The Palestinians' vanishing legacy
On a summerʹs day, when I started secondary school in Gaza, my father told me a story. The story goes, when Israel occupied Egyptian Sinai, they brought a huge drill with hundreds of stones that had ancient Hebrew calligraphy on them. They dag and buried them secretly in the desert. "They did that so the next generations will find them and say that this land belongs to Israel," he explained.
Being a teenager, I barely listened. Even though I could not verify my dad's story, I do have oral evidence from security officers in Gaza who worked in this field from 1994 until 2007. They claim that Israel, in collaboration with Palestinians, used to seize and steal Gaza's antiquities.
I have seen the Taliban destroying Bamiyan Buddhas, I have witnessed the time when IS destroyed Palmyra, I have seen the looting and destruction of Iraqi antiquities and cried in front of Ishtar's gate in Berlin, but never did I expect to witness the elimination of one of the most ancient Canaanite cities at the hands of Palestinians.
Layers of ancient civilisation
The first documented human settlements in the Gaza Strip date back to 6000 years ago.
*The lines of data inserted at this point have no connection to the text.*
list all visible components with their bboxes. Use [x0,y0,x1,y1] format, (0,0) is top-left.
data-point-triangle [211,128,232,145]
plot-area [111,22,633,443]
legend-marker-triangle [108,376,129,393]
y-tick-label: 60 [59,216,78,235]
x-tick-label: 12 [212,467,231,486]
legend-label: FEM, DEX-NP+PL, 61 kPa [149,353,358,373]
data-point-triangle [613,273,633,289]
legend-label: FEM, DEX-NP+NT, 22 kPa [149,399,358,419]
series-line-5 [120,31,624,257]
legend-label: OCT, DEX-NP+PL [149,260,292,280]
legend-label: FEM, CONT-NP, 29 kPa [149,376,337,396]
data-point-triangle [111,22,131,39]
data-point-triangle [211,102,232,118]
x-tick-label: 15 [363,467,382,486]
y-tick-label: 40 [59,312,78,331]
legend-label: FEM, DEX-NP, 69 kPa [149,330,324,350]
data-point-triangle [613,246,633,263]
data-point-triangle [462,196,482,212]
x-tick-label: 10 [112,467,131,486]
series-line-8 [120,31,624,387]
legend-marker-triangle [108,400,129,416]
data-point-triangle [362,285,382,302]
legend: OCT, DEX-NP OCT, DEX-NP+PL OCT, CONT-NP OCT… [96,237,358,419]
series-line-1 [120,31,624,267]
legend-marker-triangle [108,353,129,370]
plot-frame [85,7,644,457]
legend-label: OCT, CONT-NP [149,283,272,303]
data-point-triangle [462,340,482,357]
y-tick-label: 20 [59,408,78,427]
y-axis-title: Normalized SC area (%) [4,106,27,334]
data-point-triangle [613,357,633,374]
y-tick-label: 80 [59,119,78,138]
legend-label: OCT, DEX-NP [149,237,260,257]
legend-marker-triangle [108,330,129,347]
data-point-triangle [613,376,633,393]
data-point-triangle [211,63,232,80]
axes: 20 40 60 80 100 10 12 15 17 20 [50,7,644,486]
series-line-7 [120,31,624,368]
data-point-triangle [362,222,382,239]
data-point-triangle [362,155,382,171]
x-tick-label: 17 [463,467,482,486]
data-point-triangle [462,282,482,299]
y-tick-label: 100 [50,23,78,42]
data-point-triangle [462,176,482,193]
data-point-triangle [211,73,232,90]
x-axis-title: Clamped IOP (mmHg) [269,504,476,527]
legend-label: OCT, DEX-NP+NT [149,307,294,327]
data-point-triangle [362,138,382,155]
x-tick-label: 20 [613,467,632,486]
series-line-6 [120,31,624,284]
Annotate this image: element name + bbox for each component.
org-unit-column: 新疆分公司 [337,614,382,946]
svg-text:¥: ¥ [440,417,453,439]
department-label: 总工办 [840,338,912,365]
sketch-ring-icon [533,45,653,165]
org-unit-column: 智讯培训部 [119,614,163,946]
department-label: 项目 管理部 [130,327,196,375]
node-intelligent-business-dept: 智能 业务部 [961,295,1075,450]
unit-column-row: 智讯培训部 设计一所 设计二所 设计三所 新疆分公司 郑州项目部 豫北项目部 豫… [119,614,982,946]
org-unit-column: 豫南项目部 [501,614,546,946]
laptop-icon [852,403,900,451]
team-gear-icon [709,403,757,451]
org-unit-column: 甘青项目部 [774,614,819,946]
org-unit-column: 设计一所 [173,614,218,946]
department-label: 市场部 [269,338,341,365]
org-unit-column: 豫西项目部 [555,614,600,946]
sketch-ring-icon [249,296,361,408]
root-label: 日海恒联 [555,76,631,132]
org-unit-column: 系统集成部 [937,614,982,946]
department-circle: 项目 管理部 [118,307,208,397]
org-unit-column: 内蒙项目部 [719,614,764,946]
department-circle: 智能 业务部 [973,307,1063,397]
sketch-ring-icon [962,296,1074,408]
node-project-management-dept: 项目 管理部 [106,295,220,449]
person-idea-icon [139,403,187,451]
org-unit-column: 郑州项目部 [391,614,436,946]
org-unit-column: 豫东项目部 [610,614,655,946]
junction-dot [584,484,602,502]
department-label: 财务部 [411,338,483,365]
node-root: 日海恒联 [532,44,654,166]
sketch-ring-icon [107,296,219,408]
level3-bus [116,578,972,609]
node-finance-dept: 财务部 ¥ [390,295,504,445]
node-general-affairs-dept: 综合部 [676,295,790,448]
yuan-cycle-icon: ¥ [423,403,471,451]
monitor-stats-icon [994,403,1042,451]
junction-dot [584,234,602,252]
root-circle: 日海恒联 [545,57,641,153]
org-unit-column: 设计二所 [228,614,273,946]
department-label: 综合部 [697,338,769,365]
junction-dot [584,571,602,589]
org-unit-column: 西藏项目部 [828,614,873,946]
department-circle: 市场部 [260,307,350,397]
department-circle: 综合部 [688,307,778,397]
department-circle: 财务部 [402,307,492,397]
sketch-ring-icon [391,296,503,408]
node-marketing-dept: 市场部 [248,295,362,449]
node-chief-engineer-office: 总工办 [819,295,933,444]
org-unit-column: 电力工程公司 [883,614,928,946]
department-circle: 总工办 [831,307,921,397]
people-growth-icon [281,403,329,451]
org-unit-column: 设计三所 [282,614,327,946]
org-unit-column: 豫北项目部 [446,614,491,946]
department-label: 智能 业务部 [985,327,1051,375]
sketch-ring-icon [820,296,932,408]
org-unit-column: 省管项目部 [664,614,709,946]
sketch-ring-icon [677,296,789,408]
This part of the world has been part of the Iron, Bronze, Stone, Roman, Byzantine, Islamic, Ottoman and Modern ages, it has been under endless attacks that have targeted its antiquities and tangible heritage.
These attacks were not limited to the Israeli occupation, which established a systematic campaign to strip Gaza of its heritage. For instance, as head of the Israeli army, Moshe Dayan stole hundreds of antiquities from the Gaza Strip and Sinai. Archaeologists denounced Dayan's unethical and criminal behaviour, which ultimately led to a diplomatic crisis between Egypt and Israel.
In 2015, after much work, the Saada foundation in Lebanon was able to buy (and restore to the Middle East) dozens of Palestinian antiquities that Moshe Dayan had sent as gifts to his friends in Europe and North America.
However, the Israeli authorities are not the only ones who have been involved in the destruction, smuggling and embezzlement of the Palestinian heritage.
Hamas continues where the Israelis left off
Most recently, the Hamas de-facto government and its members destroyed Tal al-Sakan, a 4,500 year-old site. Tal al-Sakan is just one of the many examples of endangered Palestinian archaeological sites.
In 2015 and as a result of Hamas' financial crisis, the de facto government decided to allocate land as a reward for its employees. The land in question was publicly owned. In other words, they provided loyal members with shares of land in a move that confirms malfeasance and nepotism on the part of the rulers of the Gaza Strip.
High-ranking employees preferred land located in a south Gazan suburb considered an extension of Gaza city, or in ʹnew Gazaʹ, where four main universities have built new campuses. In this area land prices are high.
The land granted was Tal Al Sakan, one of the most ancient sites in Gaza. Palestinian, French and Swedish archaeologists discovered the site in 1998 and believed it to be a rare 4,500 year-old Bronze Age settlement and later a Canaanite city that would explain the links between ancient Egypt and the Levantine region.